Partez sans prendre en compte les mises en garde venant de toutes parts (si l'on écoutait le ministère des affaires étrangères, on ne voyagerait plus qu'en Belgique ou en Suisse) mais au contraire pour vous faire votre propre opinion. N'écoutez pas ce qu'on vous dit, sortez des sentiers battus. Si je n'avais pas essayé de suivre ces préceptes, je n'aurais jamais découvert la splendeur de l'Iran, la gentillesse et l'intelligence de ses habitant, loin de l'image que nous renvoient nos média occidentaux. Oui, sortez des sentiers battus, ce sont là les meilleures expériences car les plus authentiques. Rien de plus triste que de constater l'uniformisation des cultures, la disparition des coutumes parfois simplemet pour mieux satisfaire aux exigences des touristes que nous sommes (même si, ne nous leurrons pas, je ne dis pas non à la disparition des toilettes à la turque). Sortez des sentiers battus, même lors de courts séjours : l'Ouzbékistan regorge de magnifiques cités sur la route de la soie, très bien préservées et qu'il est aisé de visiter en 15 jours de vacances (ça changera du camping de Palavas les flots).

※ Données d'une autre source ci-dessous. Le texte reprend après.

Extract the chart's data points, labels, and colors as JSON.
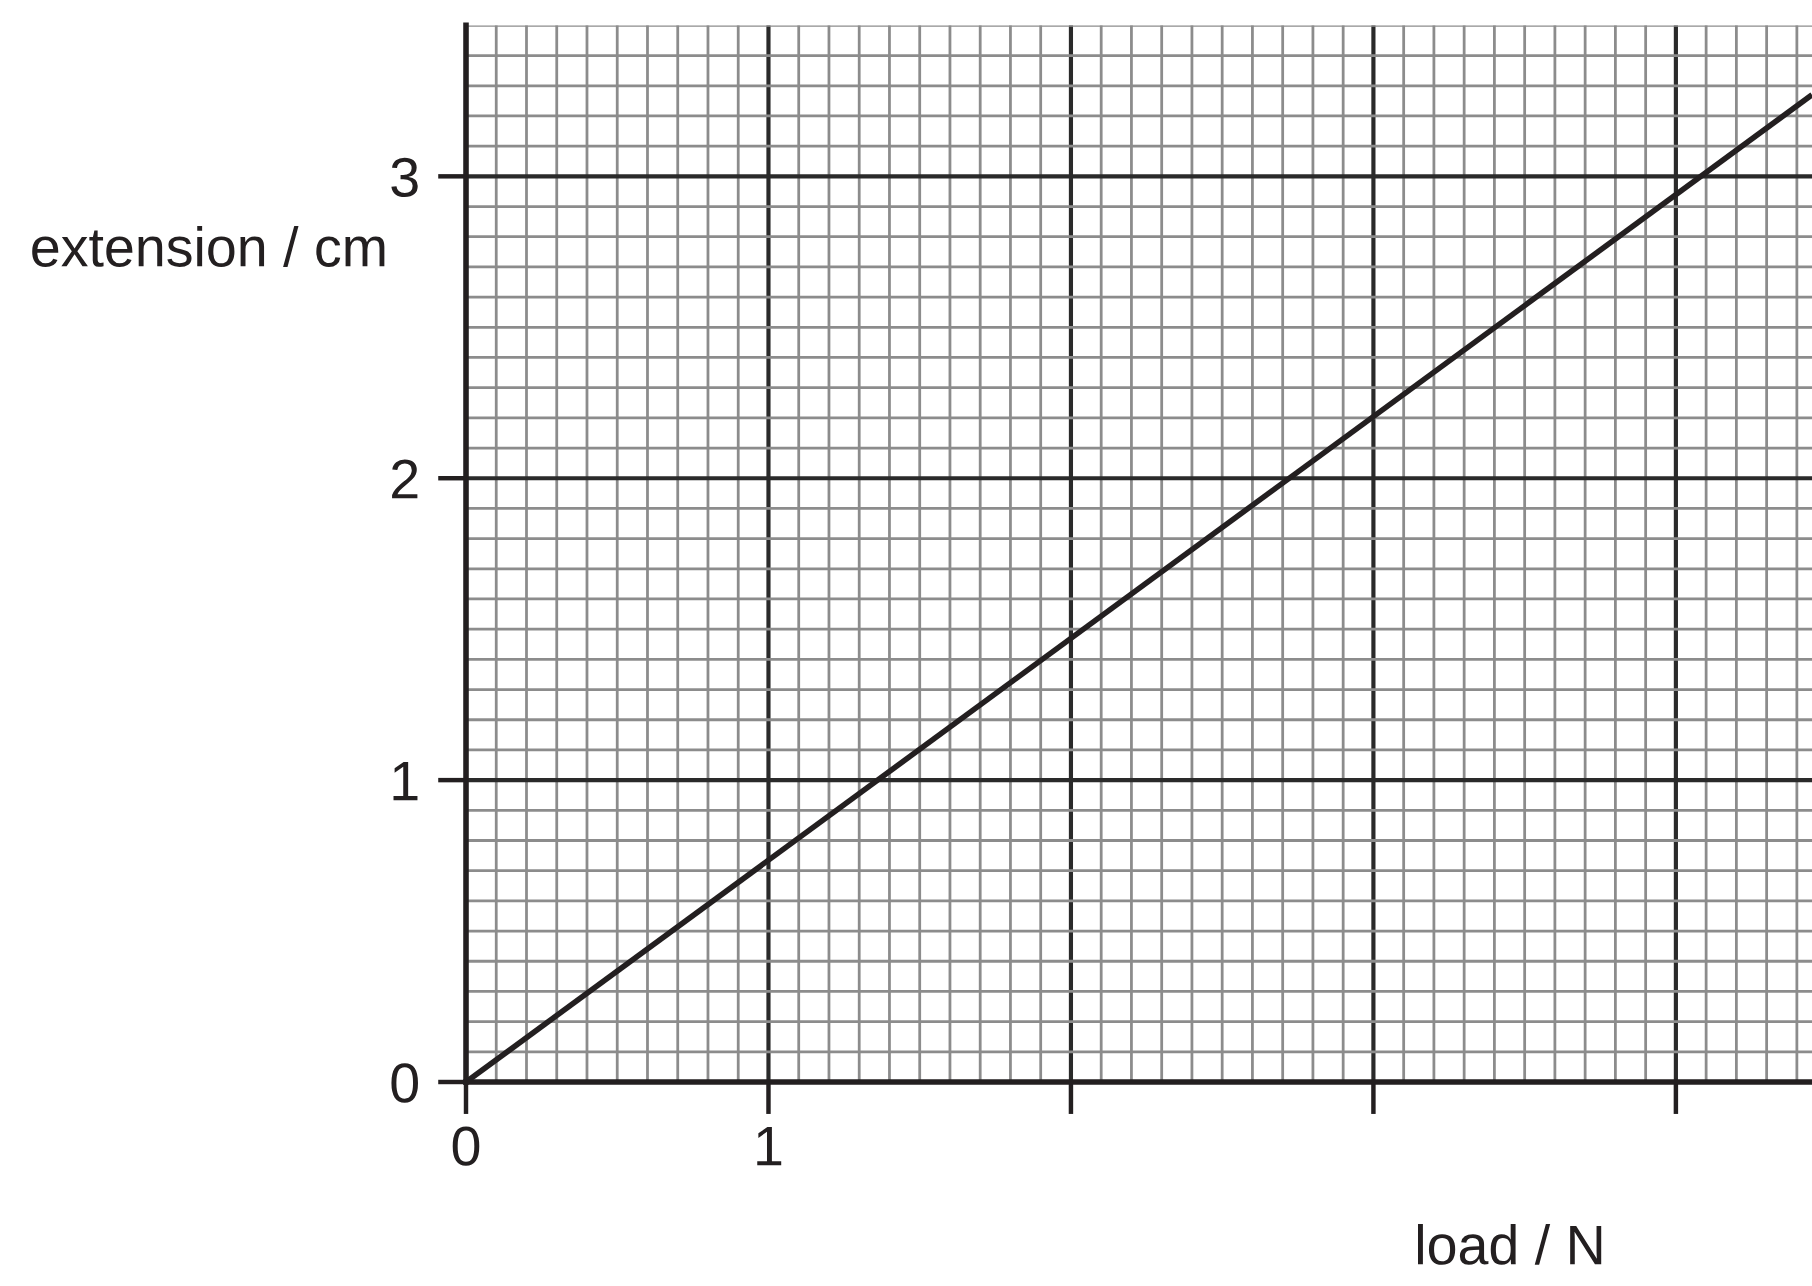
{
  "chart_data": {
    "type": "line",
    "xlabel": "load / N",
    "ylabel": "extension / cm",
    "x": [
      0,
      4.45
    ],
    "series": [
      {
        "color": "#231f20",
        "values": [
          0,
          3.27
        ]
      }
    ],
    "xlim": [
      0,
      4.45
    ],
    "ylim": [
      0,
      3.5
    ],
    "xticks": [
      0,
      1,
      {
        "value": 2,
        "label": null
      },
      {
        "value": 3,
        "label": null
      },
      {
        "value": 4,
        "label": null
      }
    ],
    "yticks": [
      0,
      1,
      2,
      3
    ],
    "grid": true
  }
}
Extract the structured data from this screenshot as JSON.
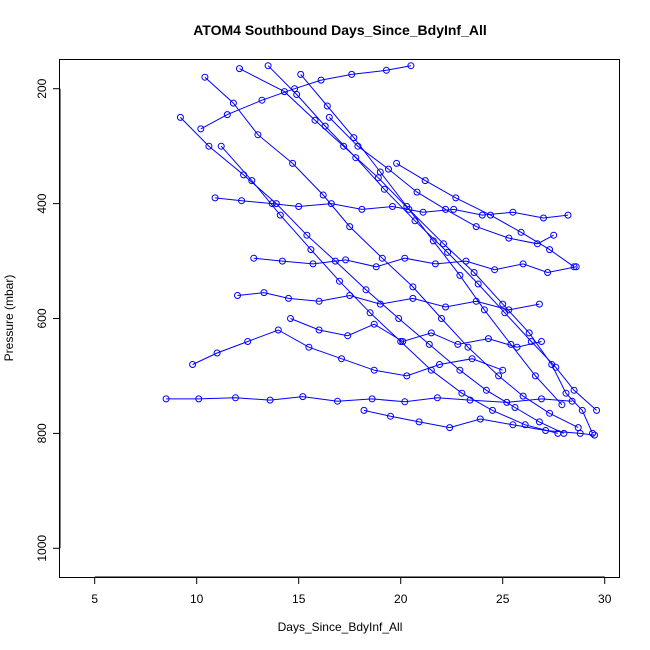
{
  "chart_data": {
    "type": "scatter",
    "title": "ATOM4 Southbound Days_Since_BdyInf_All",
    "xlabel": "Days_Since_BdyInf_All",
    "ylabel": "Pressure (mbar)",
    "xlim": [
      3.3,
      30.7
    ],
    "ylim": [
      1050,
      150
    ],
    "y_axis_reversed": true,
    "x_ticks": [
      5,
      10,
      15,
      20,
      25,
      30
    ],
    "y_ticks": [
      200,
      400,
      600,
      800,
      1000
    ],
    "grid": false,
    "legend": "none",
    "series_color": "#0000ff",
    "marker": "open-circle",
    "connected_with_lines": true,
    "series": [
      {
        "x": [
          12.1,
          14.3,
          15.8,
          17.2,
          18.9,
          20.4,
          22.1,
          23.6,
          25.0,
          26.3,
          27.4,
          28.1,
          28.9,
          29.4
        ],
        "y": [
          165,
          205,
          255,
          300,
          355,
          410,
          470,
          520,
          575,
          625,
          680,
          730,
          760,
          800
        ]
      },
      {
        "x": [
          9.2,
          10.6,
          12.3,
          13.9,
          15.4,
          16.8,
          18.3,
          19.9,
          21.4,
          22.9,
          24.2,
          25.6,
          26.8,
          28.0
        ],
        "y": [
          250,
          300,
          350,
          400,
          455,
          500,
          550,
          600,
          645,
          690,
          725,
          755,
          780,
          800
        ]
      },
      {
        "x": [
          10.4,
          11.8,
          13.0,
          14.7,
          16.2,
          17.5,
          19.1,
          20.6,
          22.0,
          23.3,
          24.8,
          26.0,
          27.3,
          28.7
        ],
        "y": [
          180,
          225,
          280,
          330,
          385,
          440,
          495,
          545,
          600,
          650,
          700,
          735,
          765,
          790
        ]
      },
      {
        "x": [
          13.5,
          14.9,
          16.3,
          17.8,
          19.2,
          20.7,
          22.3,
          23.8,
          25.1,
          26.4,
          27.6,
          28.5,
          29.6
        ],
        "y": [
          160,
          210,
          265,
          320,
          375,
          430,
          485,
          540,
          590,
          640,
          685,
          725,
          760
        ]
      },
      {
        "x": [
          8.5,
          10.1,
          11.9,
          13.6,
          15.2,
          16.9,
          18.6,
          20.2,
          21.8,
          23.4,
          25.2,
          26.9,
          28.4
        ],
        "y": [
          740,
          740,
          738,
          742,
          736,
          744,
          740,
          745,
          738,
          742,
          746,
          740,
          744
        ]
      },
      {
        "x": [
          11.2,
          12.7,
          14.1,
          15.6,
          17.0,
          18.5,
          20.0,
          21.5,
          23.0,
          24.5,
          26.1,
          27.7
        ],
        "y": [
          300,
          360,
          420,
          480,
          535,
          590,
          640,
          690,
          730,
          760,
          785,
          800
        ]
      },
      {
        "x": [
          15.1,
          16.4,
          17.7,
          19.0,
          20.3,
          21.6,
          22.9,
          24.1,
          25.4,
          26.6,
          27.9
        ],
        "y": [
          175,
          230,
          285,
          345,
          405,
          465,
          525,
          585,
          645,
          700,
          750
        ]
      },
      {
        "x": [
          9.8,
          11.0,
          12.5,
          14.0,
          15.5,
          17.1,
          18.7,
          20.3,
          21.9,
          23.5,
          25.0
        ],
        "y": [
          680,
          660,
          640,
          620,
          650,
          670,
          690,
          700,
          680,
          670,
          690
        ]
      },
      {
        "x": [
          12.8,
          14.2,
          15.7,
          17.3,
          18.8,
          20.2,
          21.7,
          23.2,
          24.6,
          26.0,
          27.2,
          28.6
        ],
        "y": [
          495,
          500,
          505,
          498,
          510,
          495,
          505,
          500,
          515,
          505,
          520,
          510
        ]
      },
      {
        "x": [
          16.5,
          17.9,
          19.4,
          20.8,
          22.2,
          23.7,
          25.3,
          26.7,
          27.5
        ],
        "y": [
          250,
          300,
          340,
          380,
          410,
          440,
          460,
          470,
          455
        ]
      },
      {
        "x": [
          10.9,
          12.2,
          13.7,
          15.0,
          16.6,
          18.1,
          19.6,
          21.1,
          22.6,
          24.0,
          25.5,
          27.0,
          28.2
        ],
        "y": [
          390,
          395,
          400,
          405,
          400,
          410,
          405,
          415,
          410,
          420,
          415,
          425,
          420
        ]
      },
      {
        "x": [
          14.6,
          16.0,
          17.4,
          18.7,
          20.1,
          21.5,
          22.8,
          24.3,
          25.7,
          26.9
        ],
        "y": [
          600,
          620,
          630,
          610,
          640,
          625,
          645,
          635,
          650,
          640
        ]
      },
      {
        "x": [
          18.2,
          19.5,
          20.9,
          22.4,
          23.9,
          25.5,
          27.1,
          28.8,
          29.5
        ],
        "y": [
          760,
          770,
          780,
          790,
          775,
          785,
          795,
          800,
          803
        ]
      },
      {
        "x": [
          10.2,
          11.5,
          13.2,
          14.8,
          16.1,
          17.6,
          19.3,
          20.5
        ],
        "y": [
          270,
          245,
          220,
          200,
          185,
          175,
          168,
          160
        ]
      },
      {
        "x": [
          19.8,
          21.2,
          22.7,
          24.4,
          25.9,
          27.3,
          28.5
        ],
        "y": [
          330,
          360,
          390,
          420,
          450,
          480,
          510
        ]
      },
      {
        "x": [
          12.0,
          13.3,
          14.5,
          16.0,
          17.5,
          19.0,
          20.6,
          22.2,
          23.7,
          25.3,
          26.8
        ],
        "y": [
          560,
          555,
          565,
          570,
          560,
          575,
          565,
          580,
          570,
          585,
          575
        ]
      }
    ]
  }
}
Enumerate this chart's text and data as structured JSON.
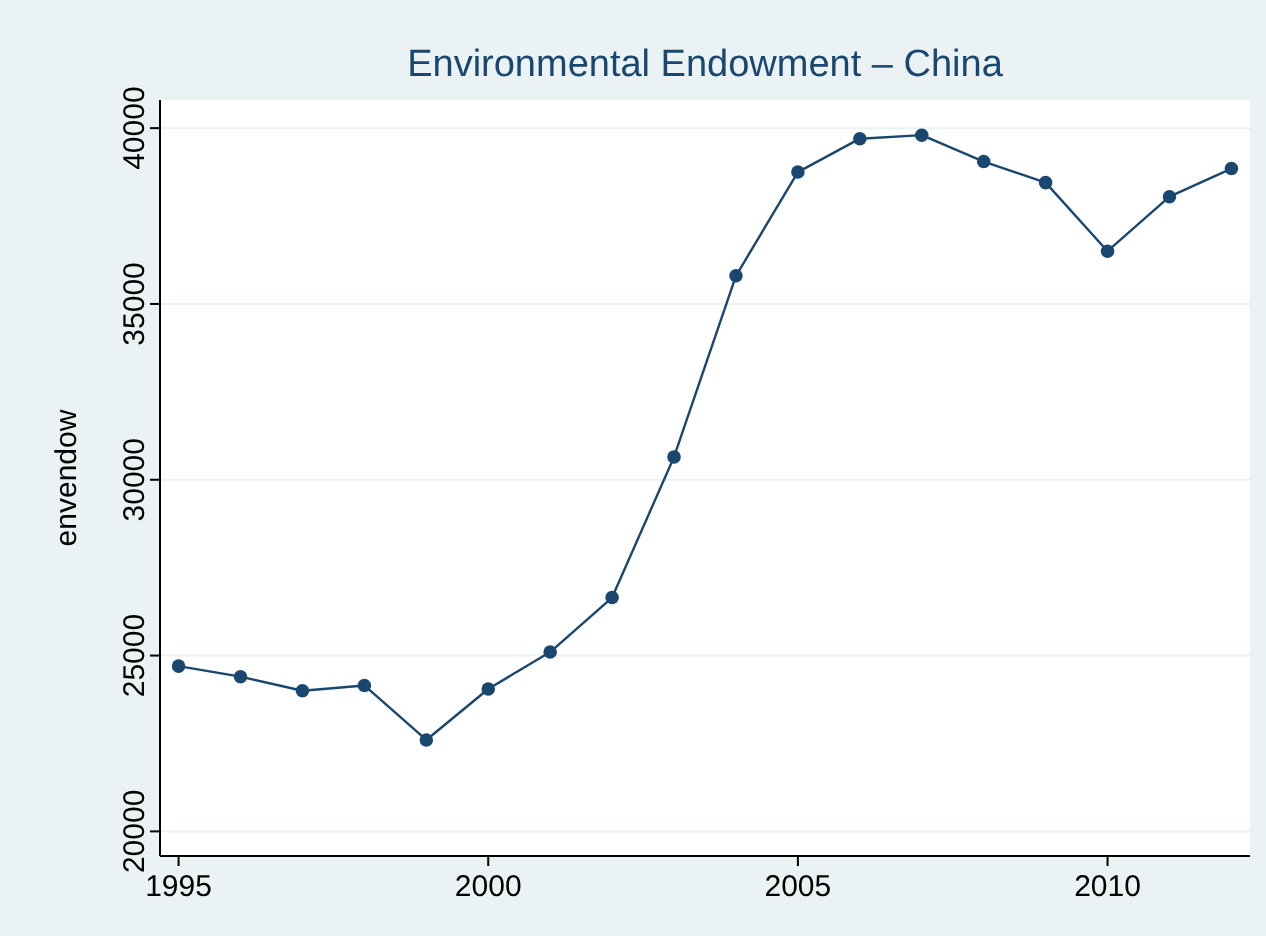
{
  "chart_data": {
    "type": "line",
    "title": "Environmental Endowment – China",
    "ylabel": "envendow",
    "x": [
      1995,
      1996,
      1997,
      1998,
      1999,
      2000,
      2001,
      2002,
      2003,
      2004,
      2005,
      2006,
      2007,
      2008,
      2009,
      2010,
      2011,
      2012
    ],
    "series": [
      {
        "color": "#1a476f",
        "values": [
          24700,
          24400,
          24000,
          24150,
          22600,
          24050,
          25100,
          26650,
          30650,
          35800,
          38750,
          39700,
          39800,
          39050,
          38450,
          36500,
          38050,
          38850
        ]
      }
    ],
    "xlim": [
      1994.7,
      2012.3
    ],
    "ylim": [
      19300,
      40800
    ],
    "xticks": [
      1995,
      2000,
      2005,
      2010
    ],
    "yticks": [
      20000,
      25000,
      30000,
      35000,
      40000
    ],
    "grid": "y",
    "marker": "circle",
    "line_style": "solid"
  }
}
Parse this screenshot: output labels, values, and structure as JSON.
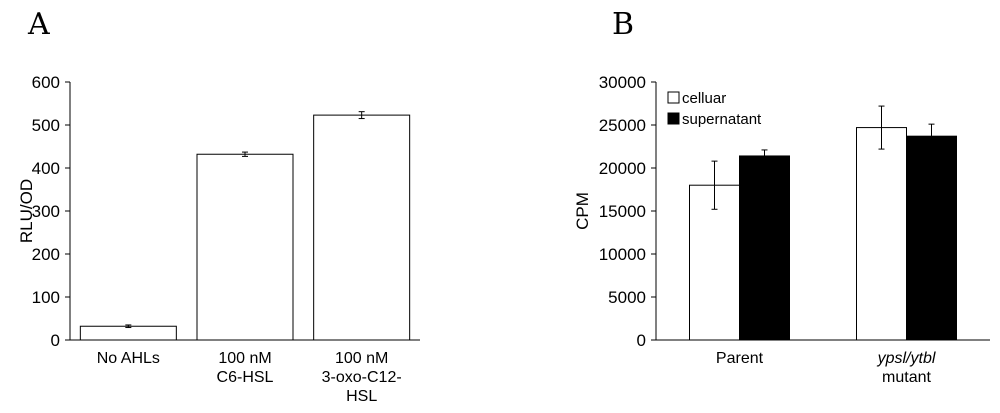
{
  "panels": {
    "a": "A",
    "b": "B"
  },
  "chart_data": [
    {
      "type": "bar",
      "panel": "A",
      "title": "",
      "xlabel": "",
      "ylabel": "RLU/OD",
      "ylim": [
        0,
        600
      ],
      "yticks": [
        0,
        100,
        200,
        300,
        400,
        500,
        600
      ],
      "categories": [
        [
          "No AHLs"
        ],
        [
          "100 nM",
          "C6-HSL"
        ],
        [
          "100 nM",
          "3-oxo-C12-",
          "HSL"
        ]
      ],
      "values": [
        32,
        432,
        523
      ],
      "errors": [
        3,
        5,
        8
      ],
      "bar_color": "#ffffff"
    },
    {
      "type": "bar",
      "panel": "B",
      "title": "",
      "xlabel": "",
      "ylabel": "CPM",
      "ylim": [
        0,
        30000
      ],
      "yticks": [
        0,
        5000,
        10000,
        15000,
        20000,
        25000,
        30000
      ],
      "categories": [
        [
          "Parent"
        ],
        [
          "ypsl/ytbl",
          "mutant"
        ]
      ],
      "series": [
        {
          "name": "celluar",
          "color": "#ffffff",
          "values": [
            18000,
            24700
          ],
          "errors": [
            2800,
            2500
          ]
        },
        {
          "name": "supernatant",
          "color": "#000000",
          "values": [
            21400,
            23700
          ],
          "errors": [
            700,
            1400
          ]
        }
      ],
      "legend": "top-left"
    }
  ]
}
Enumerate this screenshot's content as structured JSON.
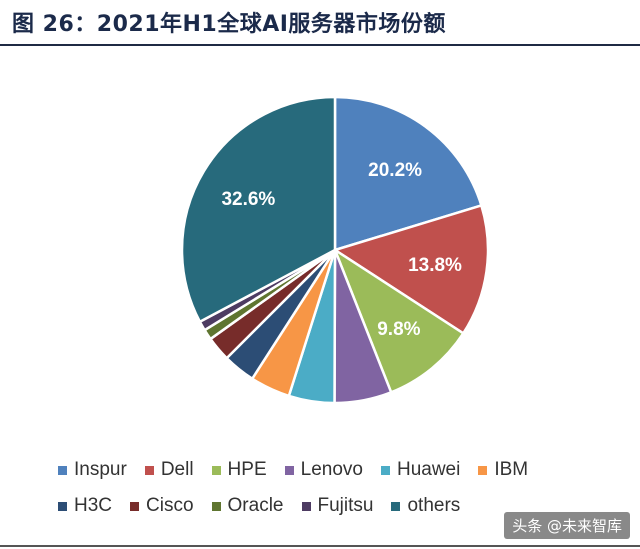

Partez mais dépensez le moins possible. Je ne dis pas "jouez-la SDF" car pouvoir s'octroyer un hôtel convenable de temps à autres n'est pas négligeable mais c'est en dépensant le moins que l'on vit les plus belles expériences. C'est en dépensant le moins que l'on évite les atmosphères aseptisées propres à tout ce qui coûte cher. Dans un bus VIP, on dort certes confortablement, mais l'on ne rencontre personne ou du moins pas un seul local. Il n'est de voyage plus enrichissant qu'en faisant du stop et en dormant chez l'habitant. Ce sont là les meilleurs moments d'échange. Car même si la splendeur du Taj Mahal où des montagnes de l'Himalaya laisse sans voix, elle n'est que sublimée par le partage que l'on en fait avec les gardiens de ces joyaux.

Tout ceci n'est que mon humble avis, après tout il n'y a pas de bonne ou de mauvaise façon de voyager, l'important est de partir.